Argi tenía sus ocho mil ahorrados, a base de dar clases de alemán a zopencos que apenas dominaban su lengua materna. Barto había reunido casi trece mil, tras aprobar su oposición a funcionario de la Junta de Castilla-La Mancha y tomar un donut en vez de dos en el rato de almuerzo de media mañana. Crispo, sin oficio ni beneficio, disponía de doscientos cincuenta y tres euros en una cuenta corriente exangüe. Que, sumados a los cuarenta y siete que llevaba en el bolsillo, dejaban una cifra hermosamente redonda.

Gran Damián no se decidía a hablar. Los hermanos prefirieron pensar que era otra manifestación del desgarro por la pérdida del amigo. No era sólo por eso. Era también por lo que tenía que decir. Que era, más bien, grave. El anciano puso coto a su implada y entró en materia.

—Trescientos sesenta mil euros. Con una rayita de negativo delante.

—Y de eso, cuánto nos toca pagar a nosotros.

—Trescientos sesenta mil euros. Vamos, todo.

4

En un principio, la hipoteca de 1971 se fue liquidando con puntualidad. Entró dinero durante lustros, mucho dinero, el de las taquillas reventonas y el de los patrocinios generosos. La hipoteca mamaba a lo bestia, no obstante, y el tren de vida de Ausias no ayudaba a cumplir con puntualidad. Las burbujas del champán trataban de tú a las burbujas inmobiliarias, de las que Ausias se comió tres o cuatro (muchas más se bebió de las otras). Jugaron los vaivenes de las inflaciones, las devaluaciones de moneda, los ipecés generales, los particulares del sector, todo el pifostio.

Hacia 1995, el empresario empezó a solapar unos créditos con otros. En 2001, cuando el préstamo tendría que haber quedado liquidado, Ausias tenía el asunto de su propiedad hecho un costurón, a base de zurcidos superpuestos para los que el banco no iba a soltar más hilo.

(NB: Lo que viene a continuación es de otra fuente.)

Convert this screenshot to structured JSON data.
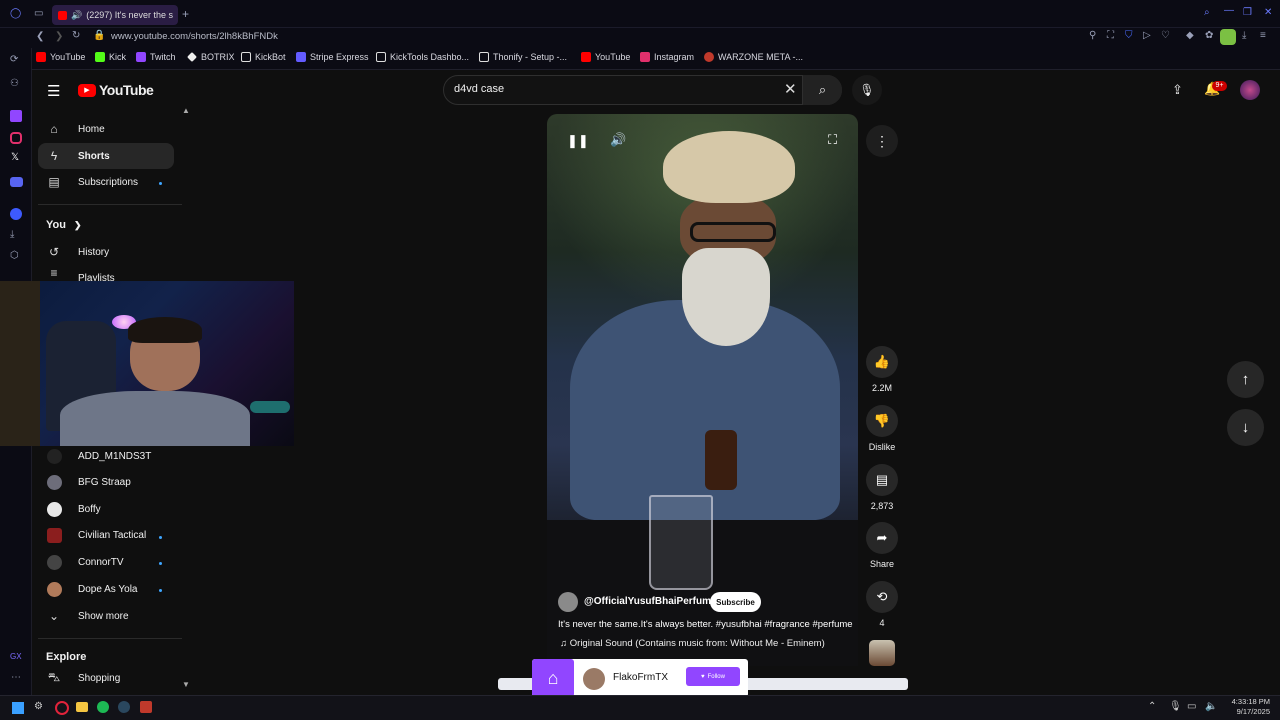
{
  "browser": {
    "tab_title": "(2297) It's never the s",
    "url": "www.youtube.com/shorts/2lh8kBhFNDk",
    "bookmarks": [
      {
        "label": "YouTube",
        "color": "#ff0000"
      },
      {
        "label": "Kick",
        "color": "#53fc18"
      },
      {
        "label": "Twitch",
        "color": "#9146ff"
      },
      {
        "label": "BOTRIX",
        "color": "#ffffff"
      },
      {
        "label": "KickBot",
        "color": "#ffffff"
      },
      {
        "label": "Stripe Express",
        "color": "#635bff"
      },
      {
        "label": "KickTools Dashbo...",
        "color": "#ffffff"
      },
      {
        "label": "Thonify - Setup -...",
        "color": "#ffffff"
      },
      {
        "label": "YouTube",
        "color": "#ff0000"
      },
      {
        "label": "Instagram",
        "color": "#e1306c"
      },
      {
        "label": "WARZONE META -...",
        "color": "#c0392b"
      }
    ]
  },
  "youtube": {
    "logo_text": "YouTube",
    "search_value": "d4vd case",
    "notification_count": "9+",
    "sidebar": {
      "main": [
        {
          "label": "Home",
          "icon": "home-icon"
        },
        {
          "label": "Shorts",
          "icon": "shorts-icon",
          "active": true
        },
        {
          "label": "Subscriptions",
          "icon": "subscriptions-icon"
        }
      ],
      "you_header": "You",
      "you_items": [
        {
          "label": "History",
          "icon": "history-icon"
        },
        {
          "label": "Playlists",
          "icon": "playlists-icon"
        }
      ],
      "subscriptions": [
        {
          "label": "ADD_M1NDS3T",
          "color": "#222"
        },
        {
          "label": "BFG Straap",
          "color": "#6d6d7a"
        },
        {
          "label": "Boffy",
          "color": "#e8e8e8"
        },
        {
          "label": "Civilian Tactical",
          "color": "#8b1e1e"
        },
        {
          "label": "ConnorTV",
          "color": "#444"
        },
        {
          "label": "Dope As Yola",
          "color": "#b07a5a"
        }
      ],
      "show_more": "Show more",
      "explore_header": "Explore",
      "explore_items": [
        {
          "label": "Shopping",
          "icon": "shopping-icon"
        }
      ]
    },
    "short": {
      "channel": "@OfficialYusufBhaiPerfumer",
      "subscribe_label": "Subscribe",
      "caption": "It's never the same.It's always better. #yusufbhai #fragrance #perfume",
      "sound": "Original Sound (Contains music from: Without Me - Eminem)",
      "likes": "2.2M",
      "dislike_label": "Dislike",
      "comments": "2,873",
      "share_label": "Share",
      "remix_count": "4"
    }
  },
  "overlay": {
    "twitch_name": "FlakoFrmTX",
    "follow_label": "Follow"
  },
  "taskbar": {
    "time": "4:33:18 PM",
    "date": "9/17/2025"
  }
}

En los albores de la segunda década del siglo, en plena crisis financiera, ni el encanto del promotor ni la paciencia del acreedor dieron más de sí. Se acabaron los favores y se exigió liquidar lo que restaba, bajo la voluntad firme del banco de quedarse con el Pigalle. Luego, Ausias tuvo a bien morirse. Con sus flecos colgando. Que, como quisieron los caprichos del mercado, importaban sesenta millones de los ciento veinte que valía en 1971. La mitad aritmética, con el tantísimo dinero que Ausias había metido en eso.

Argi habló de renovar el crédito. Pero no había nada que hacer, como explicó Gran Damián con su voz casi inaudible. Hacia 2005, el banco empezó a ver clara la posibilidad de quedarse con el teatro entero. Su intención era reabrirlo y explotarlo como sala cultural con el nombre de la entidad, en una práctica que empezaba entonces a ser muy común. Sólo tenían que esperar. Se adivinaba que el viejo Ausias, ya muy mermado de ilusiones y fuerzas, no reuniría los billetes —extremo en el que no se equivocaron—. Luego sólo restaría actuar por la vía de impagados y embargo.